Toyota Motor Corp. aims for a commercial solid-state battery as soon as 2027. Charging time, one of the main drawbacks of electric vehicles, will get shortened to 10 minutes or less, the company said in a statement.
It plans to deliver 1.5 million EVs in 2026 by expanding its battery EV lineup and developing technology.
“With the evolution of the vehicle’s operating system, the next-generation battery EV will also enable customization of the ‘driving feel,’ with a focus on acceleration, turning and stopping,” it said.
EV owners usually have charging stations in their homes and keep their cars plugged in overnight to recharge. That’s one of the main reasons Toyota has long insisted that hybrids are a better solution. A hybrid recharges as the car runs, but it also has a gasoline engine in addition to an electric motor.
Toyota President Koji Sato has said the company must play catchup after falling behind in the EV sector. The automaker faced harsh criticism on its climate change commitments at a shareholders’ meeting in Toyota city, central Japan in June.
In its latest announcement, Toyota said it was also working on innovating lithium-ion batteries, the battery type now in most EVs, and wants to offer new affordable options.
Toyota says it is committed to a “hydrogen society” and is continuing to work on models powered by hydrogen, including fuel cell vehicles.
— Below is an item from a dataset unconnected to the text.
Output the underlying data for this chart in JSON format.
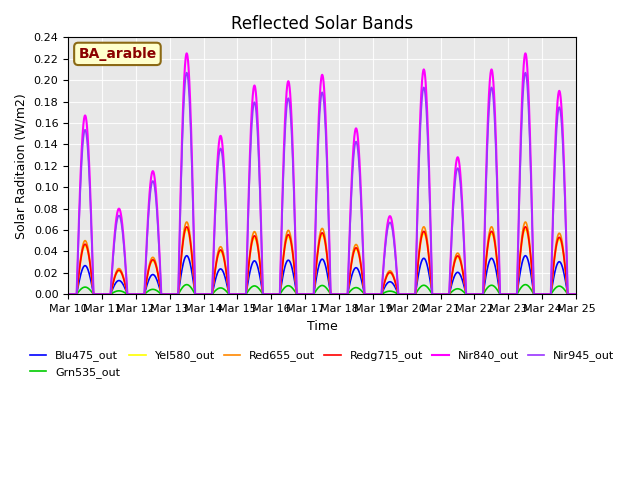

Hydrogen is still expensive and usually made using fossil fuels, although it can be made using renewable energy. Toyota said it’s working with various partners to produce cleaner and cheaper hydrogen.
Toyota, which makes the Prius hybrid, Camry sedan and Lexus luxury models, is also working on second-generation biofuels. Biofuels, such as ethanol, are considered more renewable than fossil fuels though they have other drawbacks.